Sara Dubbeldam photographed by Taylor Bennett for TFB Magazine

Emily: What role can regulations and industry standards play in preventing greenwashing?
Sara: ESSENTIAL! In the eight years I’ve been writing about this, I’ve always focused on changing consumer behaviour. But still, even people who’ve followed me all long, and even myself, find it hard to determine if a brand is lying or not. This is frustrating and this year, and especially in my Primark case, it made me realise that true systemic change comes mostly top-down. So I will focus more on putting pressure on politics and maybe building more law related cases to create awareness and work on bigger impact.


Emily: What are the current shortcomings of the existing regulations around greenwashing and sustainable misinformation?
Sara:
So many, but transparency and consumer psychology and the allowing of overconsumption culture are my biggest issues. It’s insane that lots of brands still use vague and misleading terms without consequences, although it is slowly changing. The current legislation demands no transparency at all!


Emily: Chances or improvements to governance and consumer consumption that are necessary to ensure more transparent and accurate communication about the environmental impact of fashion & textiles. 

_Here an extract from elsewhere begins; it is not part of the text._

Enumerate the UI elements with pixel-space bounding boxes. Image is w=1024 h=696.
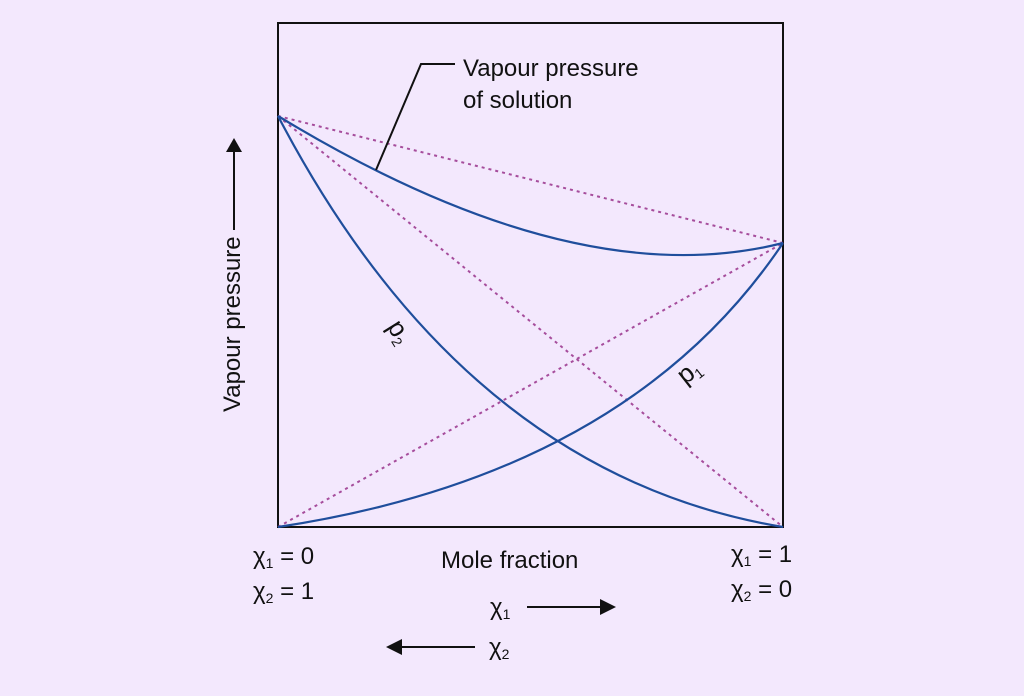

Sara: Push brands to disclose their production numbers -  how can we ever compare sustainable ambitions to the real impact brands have if we have NO clue how much they’re overproducing? I love the British Speak Volumes campaign! (make sure to check that out online) We also need to create an equal/fair playing field for advertising: big polluters should be restricted in their visibility. I’ve seen Gemeente Utrecht banning fast fashion and fossil fuel polluters bus posters from now on and I’d love to see something similar everywhere else and the same for online – Temu is for most people the first brand that pops on Google when searching for anything and it's the same for Shein’s visibility on socials like TikTok, which is extremely addictive itself. This buy trap makes it almost impossible not to buy. I think the regulations around sales, like Black Friday, need to be managed. We can have unlimited sale periods here, putting so much pressure on the system and the production chain. Belgium has two fixed ‘solden’ periods during the year. That’s a big step in the right direction. Finally I think people deserve transparent & validated information – like an obligated eco label in our clothing that says how and where it’s made and has information about the quality and what to do at the end of life. The government is working on something, but it’s complicated to develop and will take a while. 

Sara Dubbeldam photographed by Taylor Bennett for TFB Magazine

Emily: What are some ‘best practices’ people can make towards becoming, for lack of a better term, better consumers?

Sara: Think before you buy! And don’t always believe everything a brand is saying. Always check external platforms, Google and read the news and of course speak up & ask critical questions! Ask for more transparency! On social media, through sending emails to brands. They won’t change unless we demand them to.


Emily: Where would you encourage people to start or things to keep in mind or resources to recommend when initially starting with sustainable fashion?

Sara: The most sustainable item is already in your closet, be aware of what you have. I’m now digitising my wardrobe through the Whering app. I really recommend it! Consumers need to be aware of the fact that there’s no perfect ‘sustainable’ way – something people new to this often think, that everything is very black and white. There are many choices to be made in sustainability and what is often better is producing locally in Holland to minimise the environmental impact and re-build the maker industry here; or to produce in a high risk country and actively improve labour conditions from within to improve the inhumane system WE created there in the first place. There are so many apparent contradictions and every choice is right. I miss the nuance in most stories.

Sara hopes that through sharing her experiences and through her platform she is able to help consumers develop a more critical mindset and inspire people with brands that do better. 

*This piece was written originally for TFB Magazine in 2024.